Il posait ensuite quelques questions : “Avec Gloria, on a vu passer des millions de mètres cubes d’eau, pourquoi ne pouvons-nous pas avoir de lacs collinaires pour stocker toute cette eau ! Parce que l’ironie de l’histoire, c’est que quelques semaines après Gloria, nous nous sommes trouvés en restrictions à cause de la sécheresse ! Et rebelote cette année !” Présidente de la Chambre d’agriculture, Fabienne Bonet revenait sur cette question de l’irrigation en conclusion de la réunion en rappelant l’urgence de doter le département d’équipements. “Ce sont des dossiers qui sont trop longs, mettent trop de temps à aboutir” expliquait-elle. “Nous subissons les tracas d’une partie de l’administration, en particulier et surtout de la DREAL, sur ces dossiers qui sont pourtant vitaux pour nous et pour la vie économique de notre région ! Alors que des passes à poissons sont construites dans les cours d’eau et que ça coûte 2 M €.”

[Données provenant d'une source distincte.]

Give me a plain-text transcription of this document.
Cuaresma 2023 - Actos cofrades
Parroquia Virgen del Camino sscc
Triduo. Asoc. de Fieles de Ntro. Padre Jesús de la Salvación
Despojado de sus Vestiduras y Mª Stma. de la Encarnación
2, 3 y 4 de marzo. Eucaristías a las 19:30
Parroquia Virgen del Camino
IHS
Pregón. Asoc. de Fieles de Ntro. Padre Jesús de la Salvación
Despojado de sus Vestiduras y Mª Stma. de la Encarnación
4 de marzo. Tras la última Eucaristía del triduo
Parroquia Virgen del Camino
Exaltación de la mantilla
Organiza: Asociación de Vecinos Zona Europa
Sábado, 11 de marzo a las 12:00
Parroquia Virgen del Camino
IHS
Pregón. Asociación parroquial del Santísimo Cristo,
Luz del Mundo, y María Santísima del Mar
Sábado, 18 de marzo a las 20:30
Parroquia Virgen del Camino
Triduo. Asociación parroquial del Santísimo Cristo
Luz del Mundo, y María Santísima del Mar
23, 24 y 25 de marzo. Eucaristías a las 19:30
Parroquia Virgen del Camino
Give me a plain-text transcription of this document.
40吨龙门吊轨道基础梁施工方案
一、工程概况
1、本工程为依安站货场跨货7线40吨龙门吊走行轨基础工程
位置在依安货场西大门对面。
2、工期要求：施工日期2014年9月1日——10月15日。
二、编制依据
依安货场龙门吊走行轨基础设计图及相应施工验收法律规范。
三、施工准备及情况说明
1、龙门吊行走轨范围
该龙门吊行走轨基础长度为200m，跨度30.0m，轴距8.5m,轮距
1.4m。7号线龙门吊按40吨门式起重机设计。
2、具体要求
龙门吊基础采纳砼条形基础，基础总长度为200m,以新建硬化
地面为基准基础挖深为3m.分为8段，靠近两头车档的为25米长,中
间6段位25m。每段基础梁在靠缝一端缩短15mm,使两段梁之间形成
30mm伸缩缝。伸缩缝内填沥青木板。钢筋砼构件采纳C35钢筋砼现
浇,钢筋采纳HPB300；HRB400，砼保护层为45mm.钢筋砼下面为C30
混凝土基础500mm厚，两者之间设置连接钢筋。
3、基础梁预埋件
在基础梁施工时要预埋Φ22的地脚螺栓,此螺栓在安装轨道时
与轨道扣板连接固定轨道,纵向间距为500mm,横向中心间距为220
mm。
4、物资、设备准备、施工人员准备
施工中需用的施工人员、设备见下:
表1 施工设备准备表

Intervenant auparavant, Bruno Vila, président de la FDSEA 66. D’abord pour regretter les conditions requises afin de pouvoir accéder au fonds d’urgence débloqué par le gouvernement après le gel et le montant de celui-ci, 600 000 euros pour les Pyrénées-Orientales sur un total de 6 M €. “Avec ces conditions sociales d’accès au fonds d’urgence, le RSA, la prime d’activité, etc, vous avez des agriculteurs qui ont été très touchés par le gel mais qui n’ont perçu aucune aide ! Et comme l’aide du Département et de la Région vient s’ajouter à l’aide de l’État, ça se démultiplie.”
CA plutôt qu’EBE
Pour la seconde vague d’aides, liée au dispositif des calamités agricoles, il réclamait ensuite que, pour le calcul, ce soient les historiques de production qui soient pris en compte et non le barème. Enfin, il réclamait aussi une aide pour développer l’assurance chez les agriculteurs dans le département. “Compte tenu des chiffres d’affaires ici, il est difficile aux exploitations d’investir dans les assurances, d’autant que les barèmes d’indemnisation ne sont pas adaptés”.
Intervenant au nom des coopératives, Guillaume Ribes, lui, demandait que le calcul des aides aval ne soit pas basé sur l’excédent brut d’exploitation qu’il juge non pertinent pour une coop dont le rôle est de maximiser la rémunération du producteur. “Il faudrait que le calcul se base sur la perte de récolte et sur la perte de chiffre d’affaires liée à cette perte de récolte.” Pour les jeunes agriculteurs, Pierre Pagnon interpellait la Région, le Département et la Métropole en leur demandant où ils en étaient des aides avancées et promises.
“Écoutez le terrain !”
Si rien n’a été engagé pour le moment par le département pour une raison technico-juridique, Judith Carmona, conseillère régionale, précisait que les agriculteurs des Pyrénées-Orientales avaient bénéficié d’un premier versement fin août, pour 72 dossiers et 169 000 euros. En réponse les représentants de l’État, apportaient les précisions souhaitées sur les futures aides et invitaient les uns et les autres, profession agricole et collectivités territoriales, à se retrouver comme envisagé dans le cadre d’une nouvelle conférence des financeurs afin “de travailler à gommer les éventuelles inégalités du fonds d’urgence.” En conclusion de son propos, David Drilles exhortait l’État à “écouter le terrain.” Et le préfet de Région de répondre : “Mais c’est précisément le but de cette réunion.”